Sunday, April 27, 2014

Spring Fever?

     If I had to describe the way I've been feeling lately in one word, I would say restless. Finals are coming up, and I know now that finals week in college is a stressful time. It's not like high school when the final can only change your grade by a few points. No, these finals are seriously important, and it's easy to get stressed really quickly. To add to that, we're starting to have nice weather now, which for some reason makes it even harder to focus on studying. I even feel guilty taking "me time" to blog sometimes, especially since it seems like I only have about 12 readers now, but it's just not something I'm ready to give up yet.
     Besides having finals on my mind, I have just been feeling unsatisfied with other things. I sent in a resume for a summer job that I really want, and it's starting to seem like my chances aren't looking so good.

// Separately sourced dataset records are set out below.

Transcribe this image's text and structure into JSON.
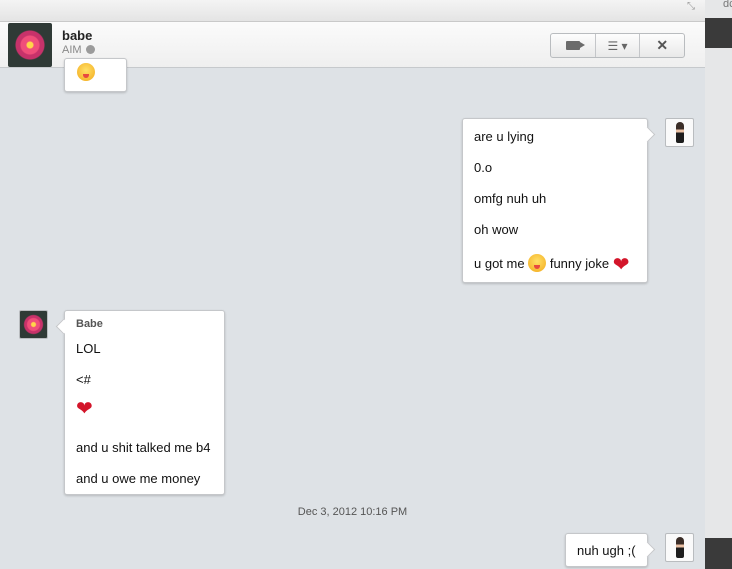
{
  "window": {
    "ghost_text": "dc"
  },
  "contact": {
    "name": "babe",
    "service": "AIM"
  },
  "toolbar": {
    "video_icon": "video-camera-icon",
    "menu_icon": "list-menu-icon",
    "close_icon": "close-icon"
  },
  "messages": {
    "top_partial": {
      "emoji": "tongue-face-emoji"
    },
    "me_block": {
      "lines": [
        "are u lying",
        "0.o",
        "omfg nuh uh",
        "oh wow"
      ],
      "last_pre": "u got me",
      "last_post": "funny joke"
    },
    "babe_block": {
      "sender": "Babe",
      "lines": [
        "LOL",
        "<#"
      ],
      "lines2": [
        "and u shit talked me b4",
        "and u owe me money"
      ]
    },
    "timestamp": "Dec 3, 2012 10:16 PM",
    "me_last": "nuh ugh ;("
  },
  "colors": {
    "heart": "#d3152a",
    "chat_bg": "#dee2e6"
  }
}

I am also in the process of making changes in my academic life that I know are necessary, but seem like they go against everything I have tried to avoid in the past.

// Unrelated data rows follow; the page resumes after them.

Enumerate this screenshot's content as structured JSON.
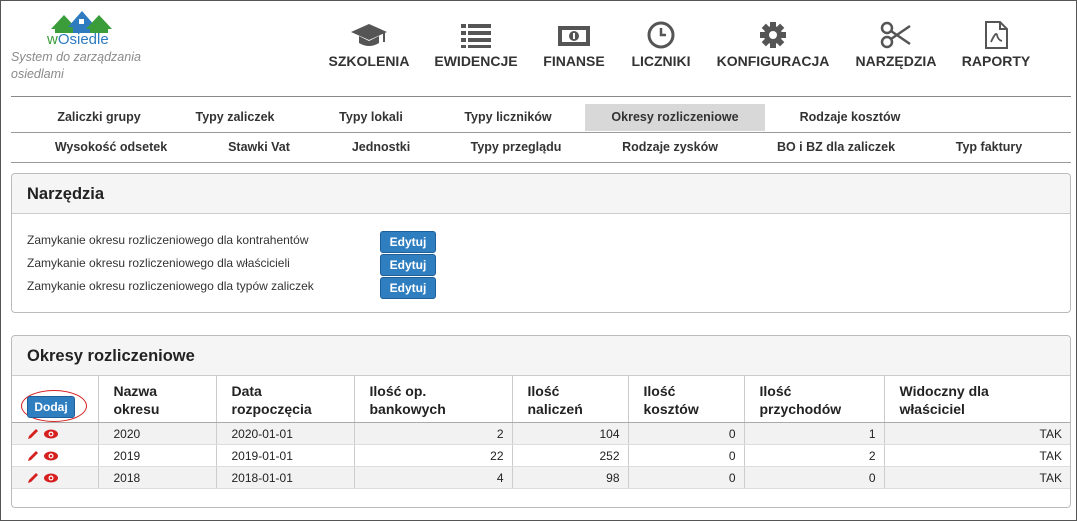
{
  "app": {
    "logo_text_w": "w",
    "logo_text_rest": "Osiedle",
    "tagline": "System do zarządzania osiedlami"
  },
  "nav": [
    {
      "label": "SZKOLENIA",
      "icon": "graduation-cap-icon"
    },
    {
      "label": "EWIDENCJE",
      "icon": "list-icon"
    },
    {
      "label": "FINANSE",
      "icon": "money-icon"
    },
    {
      "label": "LICZNIKI",
      "icon": "clock-icon"
    },
    {
      "label": "KONFIGURACJA",
      "icon": "gear-icon"
    },
    {
      "label": "NARZĘDZIA",
      "icon": "scissors-icon"
    },
    {
      "label": "RAPORTY",
      "icon": "pdf-file-icon"
    }
  ],
  "tabs_row1": [
    "Zaliczki grupy",
    "Typy zaliczek",
    "Typy lokali",
    "Typy liczników",
    "Okresy rozliczeniowe",
    "Rodzaje kosztów"
  ],
  "tabs_row2": [
    "Wysokość odsetek",
    "Stawki Vat",
    "Jednostki",
    "Typy przeglądu",
    "Rodzaje zysków",
    "BO i BZ dla zaliczek",
    "Typ faktury"
  ],
  "active_tab": "Okresy rozliczeniowe",
  "tools": {
    "title": "Narzędzia",
    "rows": [
      {
        "label": "Zamykanie okresu rozliczeniowego dla kontrahentów",
        "button": "Edytuj"
      },
      {
        "label": "Zamykanie okresu rozliczeniowego dla właścicieli",
        "button": "Edytuj"
      },
      {
        "label": "Zamykanie okresu rozliczeniowego dla typów zaliczek",
        "button": "Edytuj"
      }
    ]
  },
  "periods": {
    "title": "Okresy rozliczeniowe",
    "add_button": "Dodaj",
    "columns": [
      [
        "Nazwa",
        "okresu"
      ],
      [
        "Data",
        "rozpoczęcia"
      ],
      [
        "Ilość op.",
        "bankowych"
      ],
      [
        "Ilość",
        "naliczeń"
      ],
      [
        "Ilość",
        "kosztów"
      ],
      [
        "Ilość",
        "przychodów"
      ],
      [
        "Widoczny dla",
        "właściciel"
      ]
    ],
    "rows": [
      {
        "name": "2020",
        "start": "2020-01-01",
        "bank_ops": "2",
        "charges": "104",
        "costs": "0",
        "incomes": "1",
        "visible": "TAK"
      },
      {
        "name": "2019",
        "start": "2019-01-01",
        "bank_ops": "22",
        "charges": "252",
        "costs": "0",
        "incomes": "2",
        "visible": "TAK"
      },
      {
        "name": "2018",
        "start": "2018-01-01",
        "bank_ops": "4",
        "charges": "98",
        "costs": "0",
        "incomes": "0",
        "visible": "TAK"
      }
    ]
  },
  "colors": {
    "accent": "#2f7ec0",
    "highlight_ring": "#d62020",
    "action_icon": "#d62020"
  }
}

     To top it all off, my mind has decided that now would be a great time to start thinking about Honduras more frequently. It's hard to push that excitement aside and focus on getting through this next week and a half.
     However yesterday I had a small breakthrough in my restlessness. I heard a Matthew West song that I have never heard before, which was of course quite exciting to me. Now excuse me for a minute while I go into overly emotional song interpretation mode, I promise this won't happen often.
     As I listened to the lyrics, I was thinking about myself. Not in a narcissistic way, I just felt like I could relate to it. Matthew West wrote the song after he met a little girl with Down Syndrome. Obviously I can't directly relate to that, but I do know what it's like to feel different. A few lyrics in particular stood out to me. And I confess when I first met her, I was thinking life's not fair. But then she threw her arms around me, and it all became so clear, God bless the last ones. 
How often do I let myself dwell on the unfair aspects of life, and compare my life to everyone else's? How often do I get frustrated and discouraged when things are hard for me. I was reminded of the girls I met in Honduras, who taught me that you can be happy even when you are is a situation that seems completely unfair and undeserved, one that you never asked for. It's so easy for me to get caught up in the issues of everyday life like grades and finding a job. It's easy for me to think of myself as "less than" because of things I have no control over.  But deep down I know that thinking that way is not productive, and won't help me at all. Being discontent about these things happens when I forget that I am this way for a reason, and that there are actually things in life more important that final exam grades. I can't wait for this period of restlessness to be over, and to go back to Honduras and regain my perspective on what's really important.